In recent months a diverse group of community stakeholders have come together to begin to re-envision Grand Army Plaza. What has emerged is one of the most exciting New York City Streets Renaissance projects. The Grand Army Plaza Coalition includes a rapidly expanding list of neighborhood groups, advocacy organizations and important local institutions like the Prospect Park Alliance, The Brooklyn Public Library and The Heart of Brooklyn which represents all of the cultural institutions around Grand Army Plaza, as well as neighborhood groups like the Park Slope Civic Council and the Prospect Heights Parents Association.

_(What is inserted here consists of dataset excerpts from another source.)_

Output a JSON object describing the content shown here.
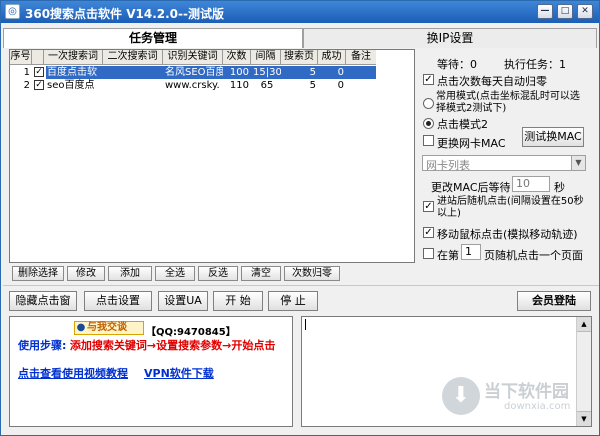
{
  "window": {
    "title": "360搜索点击软件 V14.2.0--测试版"
  },
  "tabs": [
    "任务管理",
    "换IP设置"
  ],
  "table": {
    "headers": [
      "序号",
      "一次搜索词",
      "二次搜索词",
      "识别关键词",
      "次数",
      "间隔",
      "搜索页",
      "成功",
      "备注"
    ],
    "rows": [
      {
        "no": "1",
        "checked": "✓",
        "kw1": "百度点击软",
        "kw2": "",
        "ident": "名风SEO百度",
        "count": "100",
        "interval": "15|30",
        "page": "5",
        "success": "0",
        "note": ""
      },
      {
        "no": "2",
        "checked": "✓",
        "kw1": "seo百度点",
        "kw2": "",
        "ident": "www.crsky.",
        "count": "110",
        "interval": "65",
        "page": "5",
        "success": "0",
        "note": ""
      }
    ]
  },
  "list_buttons": [
    "删除选择",
    "修改",
    "添加",
    "全选",
    "反选",
    "清空",
    "次数归零"
  ],
  "right": {
    "waiting_label": "等待：0",
    "running_label": "执行任务：1",
    "opt_reset_daily": "点击次数每天自动归零",
    "opt_normal_mode": "常用模式(点击坐标混乱时可以选择模式2测试下)",
    "opt_mode2": "点击模式2",
    "opt_change_mac": "更换网卡MAC",
    "test_mac_btn": "测试换MAC",
    "nic_list": "网卡列表",
    "mac_wait_label": "更改MAC后等待：",
    "mac_wait_value": "10",
    "mac_wait_unit": "秒",
    "opt_random_click": "进站后随机点击(间隔设置在50秒以上)",
    "opt_move_mouse": "移动鼠标点击(模拟移动轨迹)",
    "opt_page_prefix": "在第",
    "opt_page_value": "1",
    "opt_page_suffix": "页随机点击一个页面"
  },
  "actions": [
    "隐藏点击窗",
    "点击设置",
    "设置UA",
    "开 始",
    "停 止"
  ],
  "login_btn": "会员登陆",
  "info": {
    "chat_badge": "与我交谈",
    "qq": "【QQ:9470845】",
    "steps_label": "使用步骤:",
    "steps_text": "添加搜索关键词→设置搜索参数→开始点击",
    "video_link": "点击查看使用视频教程",
    "vpn_link": "VPN软件下载"
  },
  "watermark": {
    "name": "当下软件园",
    "url": "downxia.com"
  },
  "colors": {
    "title_bar": "#2a6ab8",
    "selected_row": "#316ac5",
    "accent_red": "#e00000",
    "link_blue": "#0030d0"
  }
}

'Our mission is to fill the GAP,' says Coalition organizer Aaron Naparstek. 'We envision Grand Army Plaza as a great place for people, a place where Brooklyn's diverse communities can come together for concerts, festivals and simple relaxation and recreation. We believe that Grand Army Plaza is one of New York City's most valuable, yet under-utilized, assets.'

What a great idea. Public space best adds to a neighborhood's quality of life when it's integrated into the streetscape.

1 comment:

  1. The Grand Army Plaza could be a fantastic pedestrian space if they sank the interchange underground. Families and residents of the adjoining neighborhoods could walk directly to Prospect Park, the Brooklyn Public Library, the Botanic Gardens, and the Brooklyn Museum of Art. Even if you couldn't sink the streets completely below the current street level, doing so 4-5 feet and then building a roof raised 5 feet from the current ground level over the lanes would be a vast improvement.

    As it is, trying to cross GAP to anything along Eastern Parkway is taking your life in your hands.